|A Feynman Diagram|
Quantum Electrodynamics (QED) involves a lot of complex ideas. Quantum mechanics, for example, has the notion that specific particles, like a photon, may be in more than one place at once. To represent this a mathematical idea of a "wave function" is used to describe the probability of where the particle might be found - think of a line with two bumps or peaks at different points representing a higher probability that the photon might be at one of those two locations.
Fenyman and his colleagues took the notion of quantum mechanics further by introducing the notion of what happens to the particles over time at relativistic (light) speed. This was a breakthrough in regard to making quantum mechanics and special relativity, developed by Einstein, come to full agreement with regard to matter, light and experimental results.
In watching this video I was struck for how Feynman, clearly an able mathematician, disparages lowly algebra:
He describes how, as a child, he watches his older brother being tutored in algebra. The tutor is reviewing how to solve for x in 2x + 7 = 15.
For Feynman the answer, 4, leaps immediately to mind.
But as he observes the brother laboring over the algebra process of subtracting seven from both sides and dividing both sides by two he realizes how stupid the notion of teaching children to reason about mathematical notions in this way is.
Now obviously Feynman needs mathematics to develop QED.
So what is he saying in this video about algebra?
I think basically he is objecting to the notion that you are teaching children how to do something through an algorithmic process that they really don't understand in the first place. While I can teach monkey the process of steps in changing a tire the monkey, not understanding what it means to drive, really cannot see the point.
One thing that I have seen over the last few decades is that high school algebra seems to be a deciding point in the educational process for most kids. Either you figure out the model of algebra enough to get by and move on to other mathematical and scientific courses or you don't - in which case those types of course are basically forever out of your reach.
But I have also come to believe that many of the problems that kids have with things like mathematics or music have to do with their perceptions of their ability as much as anything else. Particularly in the context where things are presented without meaning.
As a child I never liked my "music education." I always liked music but not how it was taught. I wondered as a child why it seems so complicated: you had to learn to read notes, staffs, sharps, flats, etc. - all to play a simple song. It was very discouraging. Being dyslexic (or maybe lysdixec) just made toiling through the notation a misery.
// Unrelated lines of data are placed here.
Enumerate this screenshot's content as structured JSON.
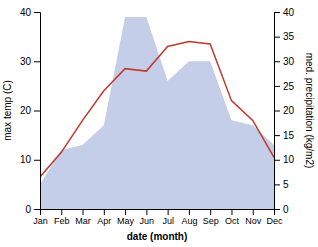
{
  "chart_data": {
    "type": "line",
    "categories": [
      "Jan",
      "Feb",
      "Mar",
      "Apr",
      "May",
      "Jun",
      "Jul",
      "Aug",
      "Sep",
      "Oct",
      "Nov",
      "Dec"
    ],
    "series": [
      {
        "type": "area",
        "color": "#c5cee8",
        "axis": "y2",
        "values": [
          5,
          12,
          13,
          17,
          39,
          39,
          26,
          30,
          30,
          18,
          17,
          13
        ]
      },
      {
        "type": "line",
        "color": "#c0392b",
        "values": [
          6.5,
          11.5,
          18.0,
          24.0,
          28.5,
          28.0,
          33.0,
          34.0,
          33.5,
          22.0,
          18.0,
          10.5
        ]
      }
    ],
    "xlabel": "date (month)",
    "ylabel": "max temp (C)",
    "y2label": "med. precipitation (kg/m2)",
    "ylim": [
      0,
      40
    ],
    "yticks": [
      0,
      10,
      20,
      30,
      40
    ],
    "y2lim": [
      0,
      40
    ],
    "y2ticks": [
      0,
      5,
      10,
      15,
      20,
      25,
      30,
      35,
      40
    ],
    "grid": false
  }
}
In algebra I found the rules and algorithms more understandable but I was prone to making foolish errors and mistakes which discouraged me. My friend and I somehow got a hold of a teachers addition of the algebra book and we were able to use it to work out the steps that were required and check our work (the teachers guide, interestingly enough, would spell out each and every step).
Sadly at the time I did not realize that the teachers did not all know these steps (if they did there would be no need of detailed explanation in the teachers addition).
Since the objective was learning how to apply the steps we did not view it as cheating - but instead as a way to check what we had done. The tests were not in the book yet we learned to ace them.
Without this experience I would have never passed beyond algebra in high school.
Today, for example, the world of software development runs on this model. Download some sample code - work out what's missing - publish a program. Companies from all sizes (Apple down to Lexigraph) all publish "sample code." Sure we could all start from scratch each time but why bother?
In later years I found the same issues with calculus as with algebra and music.
As an adult I came to realize that musical notation, like algebra, and like Feynman says, is for those that do not have grasp of the basic meaning.
When I see 2x + 7 = 15 I innately realize that x is 4. Now there are certainly more complex problems where the rules of algebra help to simplify things - but only if you know that you need to simplify things and why.
And that's Feynman's point in the video.
With music I could always hear the notes and pick them out. As a child I was stymied by believing that somehow reading music was required to play music. I did not realize that the ability to hear and find the notes is musical talent. Notation is secondary.
Later as I began to take music seriously I was shocked to discover this. I spent a great deal of time learning to play what I was hearing - or to harmonize with what I was hearing. Something I could apparently do all along.
The teaching model for music, like algebra, however, shut off my interest as a child.
Now most everyone will probably not need algebra for much in their lives - unless they are involved in some sort of science or technological endeavor.
But its a shame that the standard teaching model is so discouraging of all forms of talent.